A cette occasion, les ministres des pays sahélo- sahariens, dont l’Algérie, du Burkina Faso, de la Libye, du Mali, de la Mauritanie, du Niger et du Tchad ont, après avoir procédé à une évaluation exhaustive de la situation dans la région, souligné la responsabilité des Etats à mener une lutte efficace et globale contre le terrorisme au niveau de chacun des pays. Est-ce la « fermeté » de ce message que la Mauritanie a compris en envoyant sans hésiter ses troupes d’élite traqué des terroristes sur le territoire malien ?

Fin du raid franco-mauritanien anti-Aqmi

Hier, des nouvelles sources généralement bien informées ont confirmé la fin des opérations militaires mauritaniennes contre Al Qaïda dans le désert du Sahara, soutenues par la France à la recherche d’un otage.

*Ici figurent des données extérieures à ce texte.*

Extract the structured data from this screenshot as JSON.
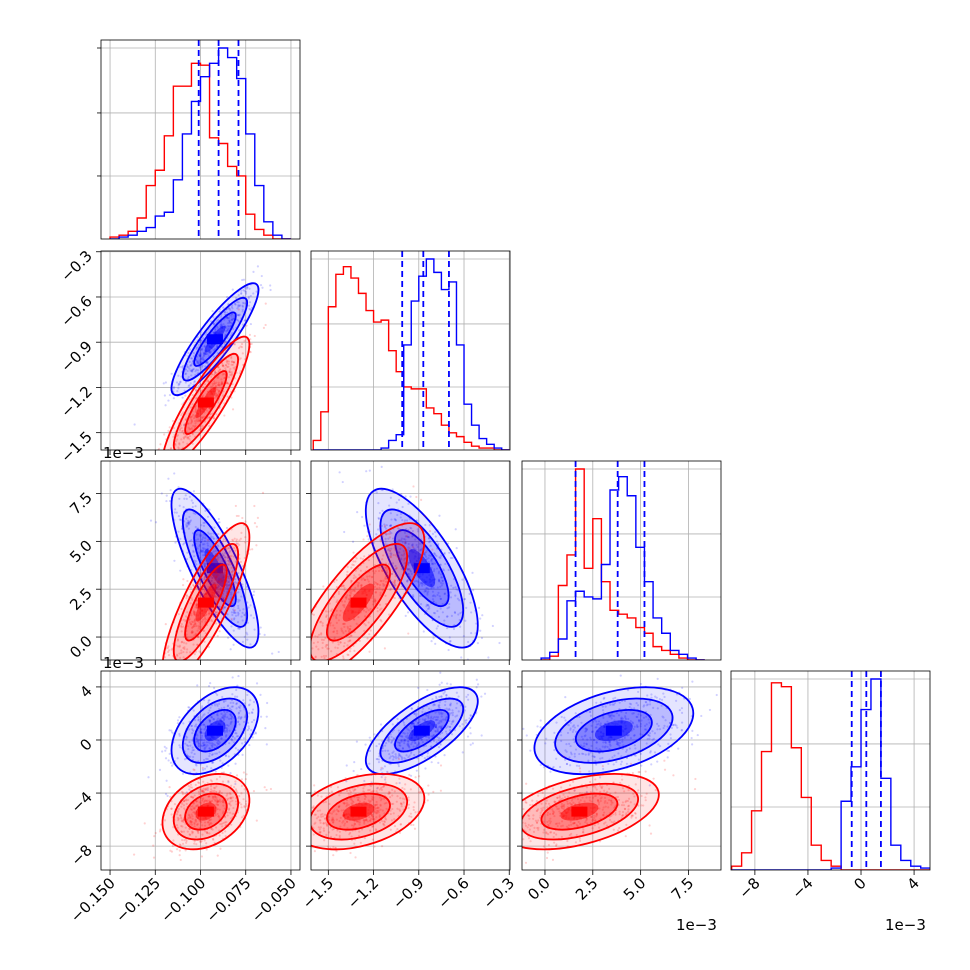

Vingt à trente militaires français avaient pris part, aux côtés de Mauritaniens plus nombreux qu’eux, à ce raid. L’opération, menée en territoire malien à environ 150 kilomètres de la frontière mauritanienne, n’a duré que quelques minutes.
Six hommes membres d’Aqmi ont été tués et quatre autres ont pris la fuite, a-t-on précisé de sources française et mauritanienne. Des armes, des munitions, des appareils de téléphonie mobile et du matériel servant à la fabrication de bombes ont été saisis. Vendredi soir, la télévision d’Etat mauritanienne a diffusé des images des combattants tués, de leur camp dévasté et de véhicules saisis. Samedi, des sources française et mauritanienne ont indiqué que les opérations de traque des activistes islamistes en territoire malien, en cours depuis quatre jours, avaient pris fin.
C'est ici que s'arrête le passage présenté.